Jacques Tati, the French film maker and script writer, made this wonderful film and it was released to the world in 1953.

Many of Tati’s films make use of the big screen. “Playtime”, for example, was shot using the 70mm film format. Very often, the camera is static and events just evolve.

Everything in this film has a noise, and the car is a star.

Tati revisited the film several times over the years, fine tuning it, andd there are different versions available. There’s a Tati box set with at least two versions on.

This film follows Tati’s character Hulot as he goes on holiday to the seaside. Disasters happen.

It’s a very French film, of course, and pokes fun at a number of French political types and at French life.

The dialogue, such as it is, is deliberately matter-of-fact. It is a delightful film with some genuinely funny moments, and worth finding on bluray. It bears repeated viewing.

Tati revisited the character, but really wanted to move on. I often think that the Tony Hancock film “The Punch And Judy Man” was his attempt to make a British version of “Holiday”, with all the grimness of the English seaside.

The television

Cinema (movies if you like) was always a popular form of entertainment. It was inexpensive, readily accessible, you didn’t need to dress up, you didn’t need to be quiet or concentrate (you could eat, snog, talk whatever)… But cinema had competition. In the 1950s and early 1960s, television became a real threat.

TV has something else. It was in your own comfortable home, not only did you not need to dress up you did not need to dress at all, you could come and go as you pleased, watch with your family and it was free. Well, of course it wasn’t free. In some countries you pay a tv tax (a licence fee) but mostly there are the annoying adverts, with companies passing on their costs through the items you buy.

There’s nothing quite like watching a film on the big screen. But sales were definitely affected by tv, and Hollywood and all cinema had to react.

So we get big screen formats and widescreen films. Some had been around a while, others were newly invented. VistaVision, Superscope, Ultra Panavision, Techniscope and even the fantastic Cinerama, initially a three camera harking back to Abel Gance, 70mm and so on. The list is long, and today we have IMAX, OMNIMAX and more.

There were epic films, often Bible-based. David Lean contributed a couple of big screen treats, and we must never forget “Around the World in 80 Days” or “How The West Was Won” (this in Cinerama).

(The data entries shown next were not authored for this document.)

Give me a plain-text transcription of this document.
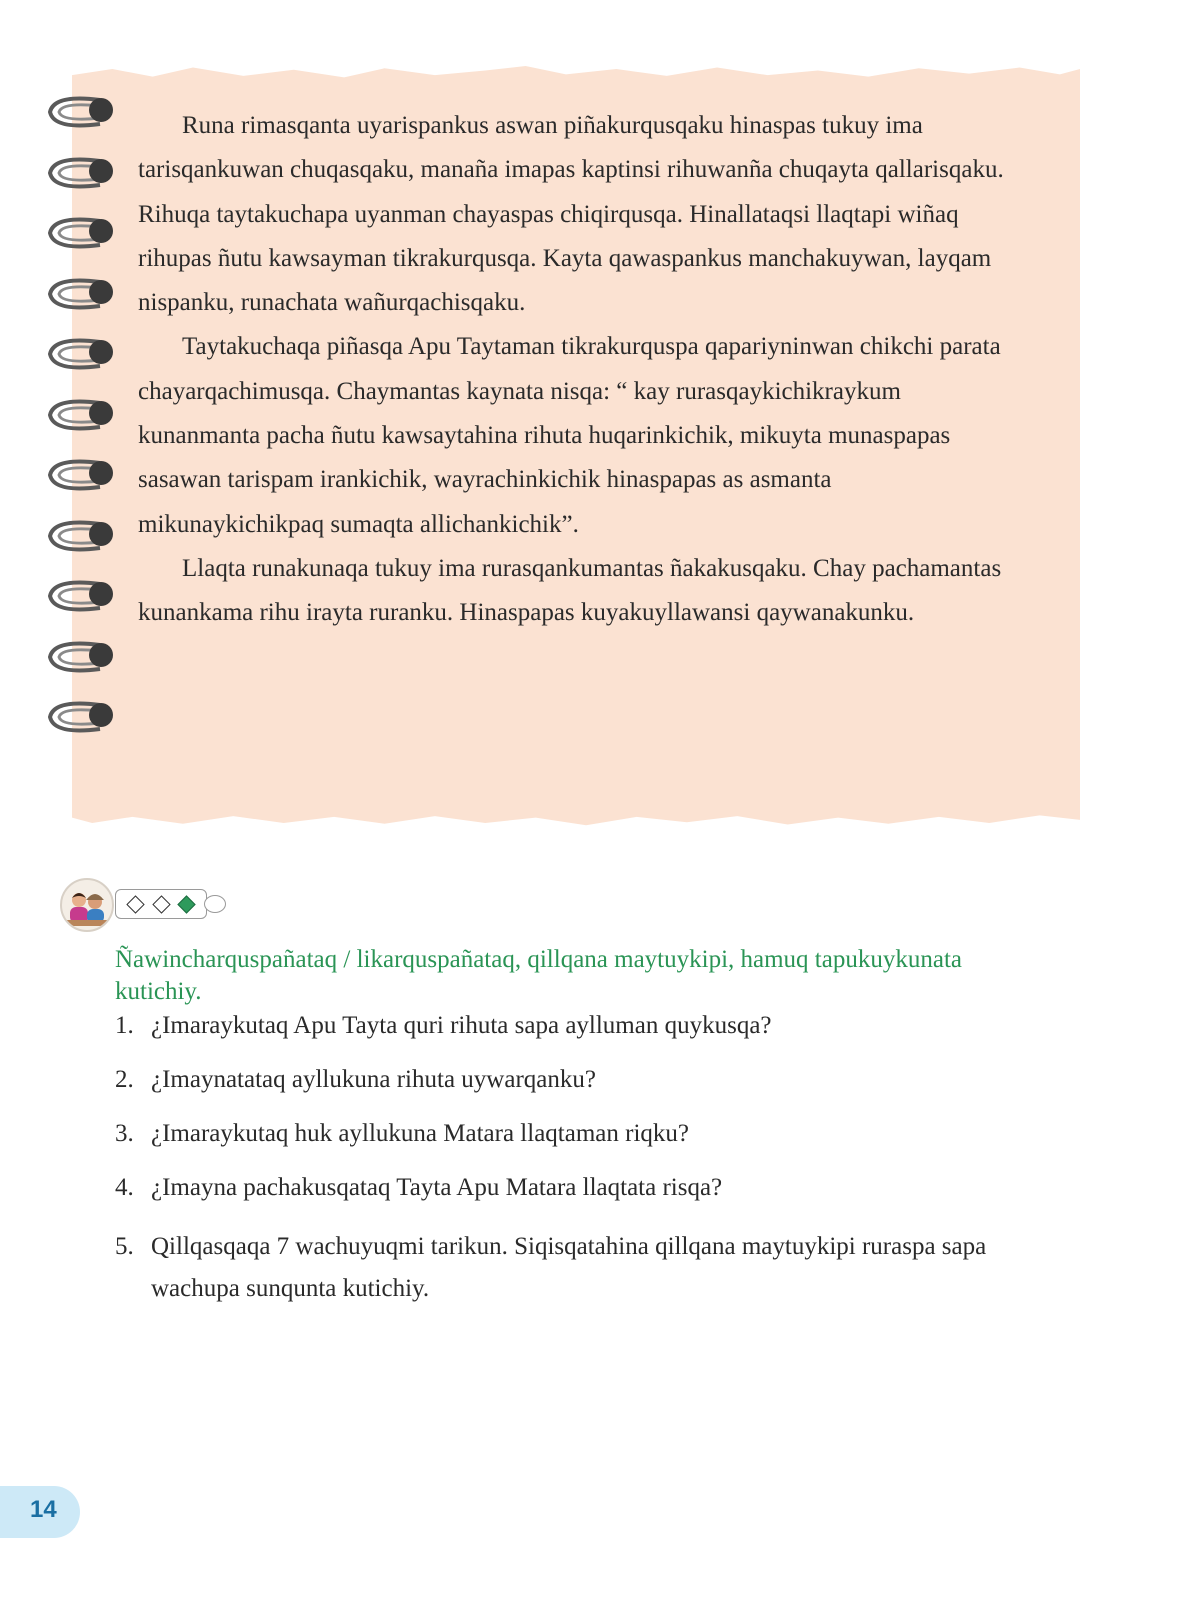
Runa rimasqanta uyarispankus aswan piñakurqusqaku hinaspas tukuy ima tarisqankuwan chuqasqaku, manaña imapas kaptinsi rihuwanña chuqayta qallarisqaku. Rihuqa taytakuchapa uyanman chayaspas chiqirqusqa. Hinallataqsi llaqtapi wiñaq rihupas ñutu kawsayman tikrakurqusqa. Kayta qawaspankus manchakuywan, layqam nispanku, runachata wañurqachisqaku.

Taytakuchaqa piñasqa Apu Taytaman tikrakurquspa qapariyninwan chikchi parata chayarqachimusqa. Chaymantas kaynata nisqa: “ kay rurasqaykichikraykum kunanmanta pacha ñutu kawsaytahina rihuta huqarinkichik, mikuyta munaspapas sasawan tarispam irankichik, wayrachinkichik hinaspapas as asmanta mikunaykichikpaq sumaqta allichankichik”.

Llaqta runakunaqa tukuy ima rurasqankumantas ñakakusqaku. Chay pachamantas kunankama rihu irayta ruranku. Hinaspapas kuyakuyllawansi qaywanakunku.

Ñawincharquspañataq / likarquspañataq, qillqana maytuykipi, hamuq tapukuykunata kutichiy.
1. ¿Imaraykutaq Apu Tayta quri rihuta sapa aylluman quykusqa?
2. ¿Imaynatataq ayllukuna rihuta uywarqanku?
3. ¿Imaraykutaq huk ayllukuna Matara llaqtaman riqku?
4. ¿Imayna pachakusqataq Tayta Apu Matara llaqtata risqa?
5. Qillqasqaqa 7 wachuyuqmi tarikun. Siqisqatahina qillqana maytuykipi ruraspa sapa wachupa sunqunta kutichiy.
14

But there were plenty of other, er gimmicks, to get the punters in. 3D came back, and there were many cheap films, there were also some genuine classics designed especially for the 3D process, such as Hitchcock’s “Dial M For Murder” or George Sidney’s “Kiss Me Kate”.

3D makes the odd come back every so often. There have been some great 3D films. And dross.

But let’s also not forget Smellovision. Or the Tingler.

Nowadays, of course, we rarely get to see a proper film at the cinema. Very few directors are still using genuine film. It’s just a dvd projected onto a big screen, at a higher level.

“12 Angry Men”

It started as a tv play from American tv in the early 1950s, and has been re-made many times and is a favourite for theatre groups even now, but the film version of “12 Angry Men” from 1957 is still the best.

The film was directed by Sidney Lumet and has a very strong all-male cast, including Lee J Cobb and Henry Fonda.

The plot is very simple: a group of jurors consider the case of a young boy accused of stabbing his father to death. They weigh the evidence and decide a verdict.

Nothing much happens other than in the jury room, and the sense of heat and claustrophobia is very strong.

You can understand why it is a theatre favourite. Apart from a simple set with a big table, it’s just talking.

So much has been written about this film and its hidden meanings, but you can make of it what you will. Some of the arguments presented are apparently not correct, and there is a point where something happens that in reality would cause a mis-trial, but don’t worry about that.

I recently found it on bluray, and suggest you track down this version.